The city has three gates:
- Paphos Gate (Porta San Domenico)
- Famagusta Gate (Porta Giuliana)
- Kyrenia Gate (Porta del Proveditore)
Although, on the first triangulated survey of Cyprus conducted by Horacio Herbert Kitchener of the British Empire, the opening leading to up to the current Eleftheria Square was noted down as Limassol Gate, despite it not being one of the three original gates of the Walled City.

Experts have considered the walls to be a prime example of 16th century military architecture. Their design incorporates specific innovative techniques, marking the beginning of a renaissance era in fortification construction. These include the positioning of gates to the side of the adjoining bastions, so they could be more easily protected in times of siege, and leaving the upper half of the wall unlined with masonry, to increase its ability to absorb the impact from cannon shot.

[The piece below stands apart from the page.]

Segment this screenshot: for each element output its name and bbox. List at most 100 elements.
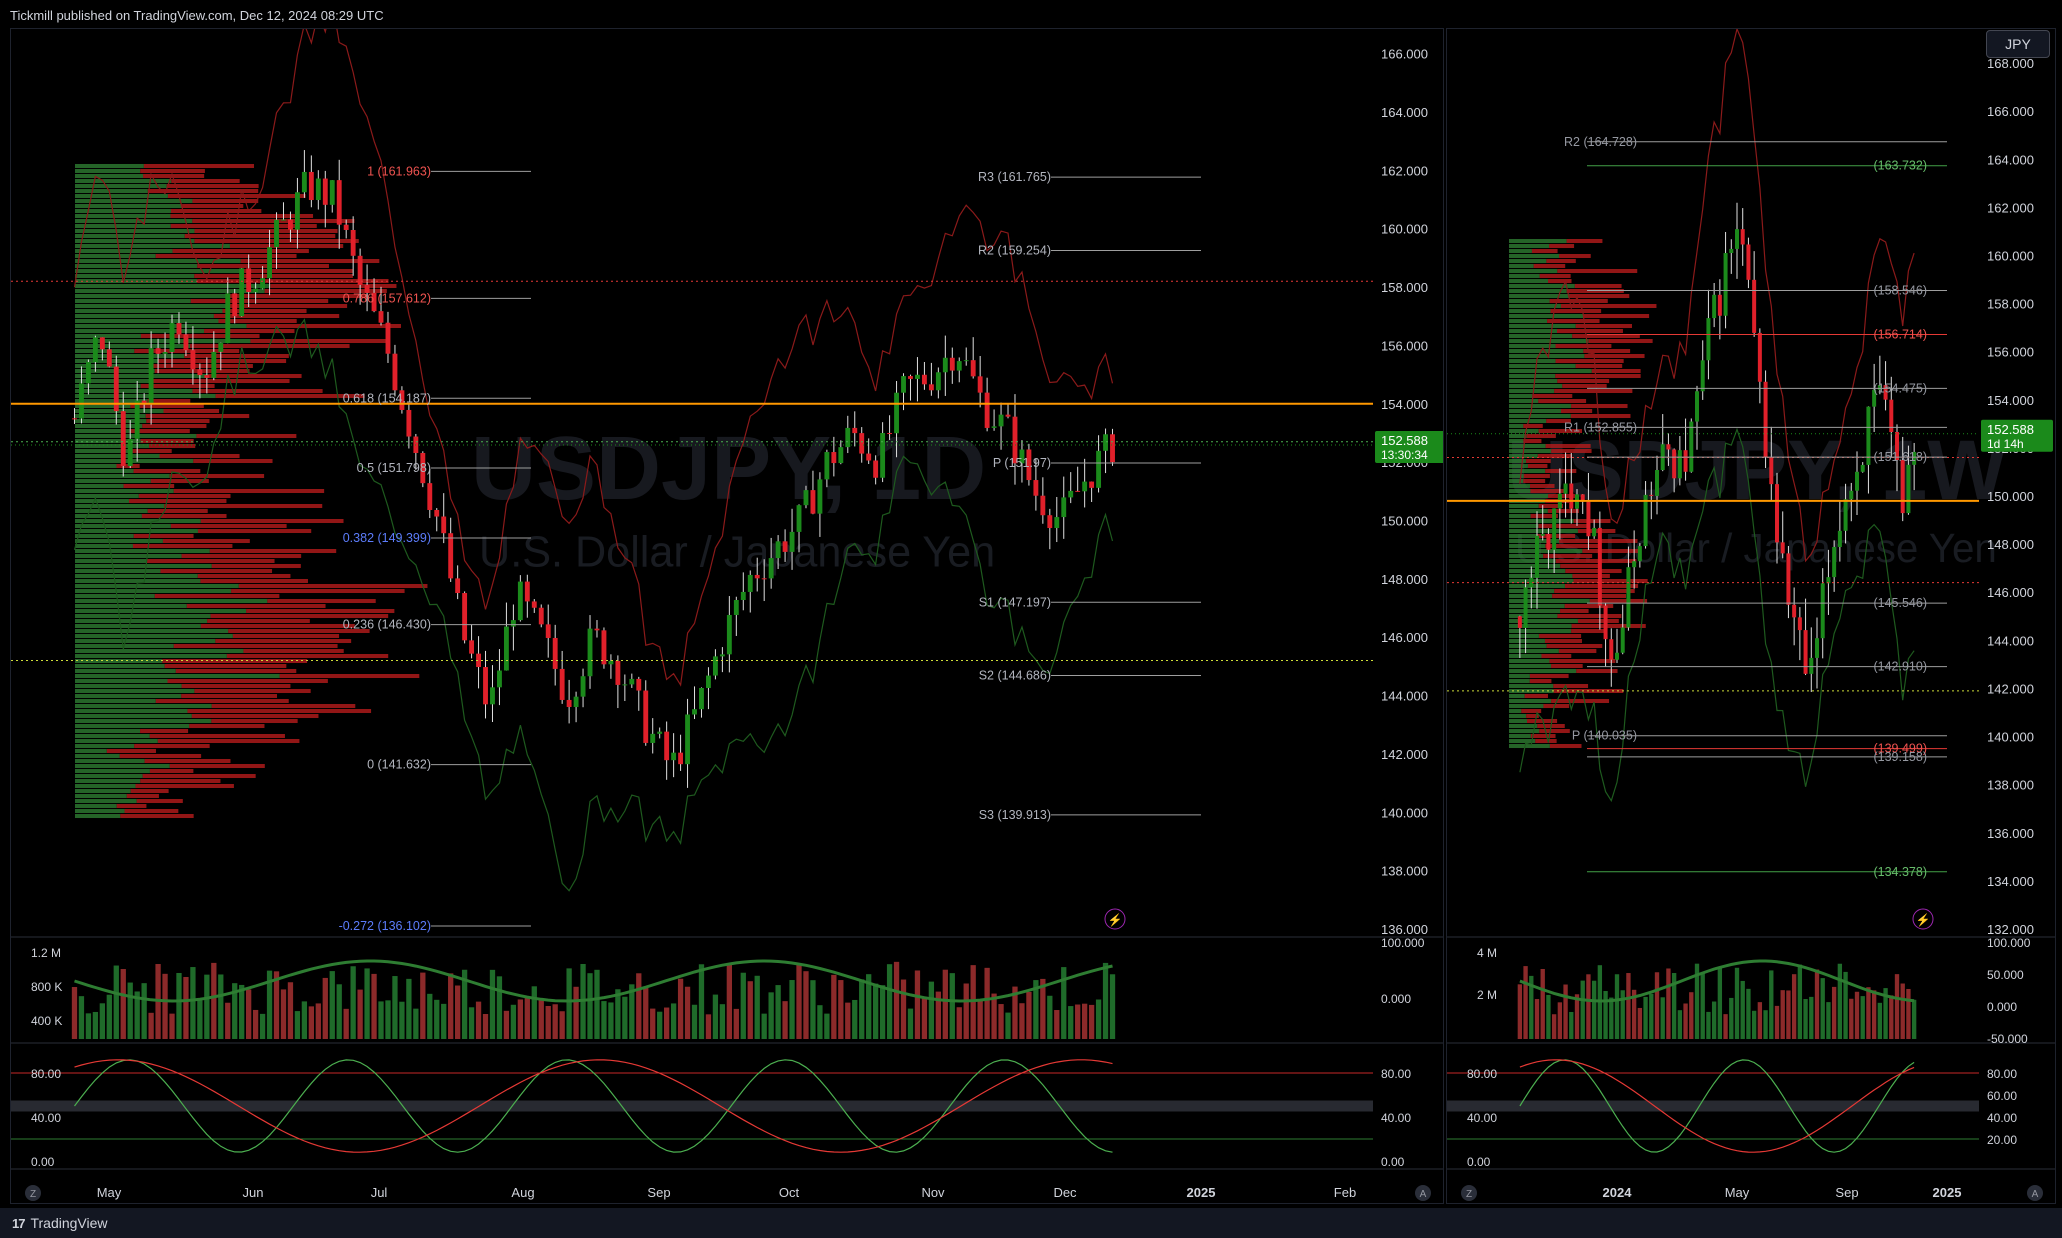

Despite this, the fortifications had several shortcomings, mainly since they were still incomplete when they were captured by the Ottomans. The bastions have no piazza-bassa or cavaliers, and the curtain walls are quite low when compared to other contemporary city walls such as the fortifications of Heraklion and the fortifications of Valletta. The fortifications also lacked outworks.

==As a symbol==

Flag of Nicosia

The flag of Nicosia of Cyprus and the emblem of North Nicosia of Northern Cyprus are based on the layout of the walls.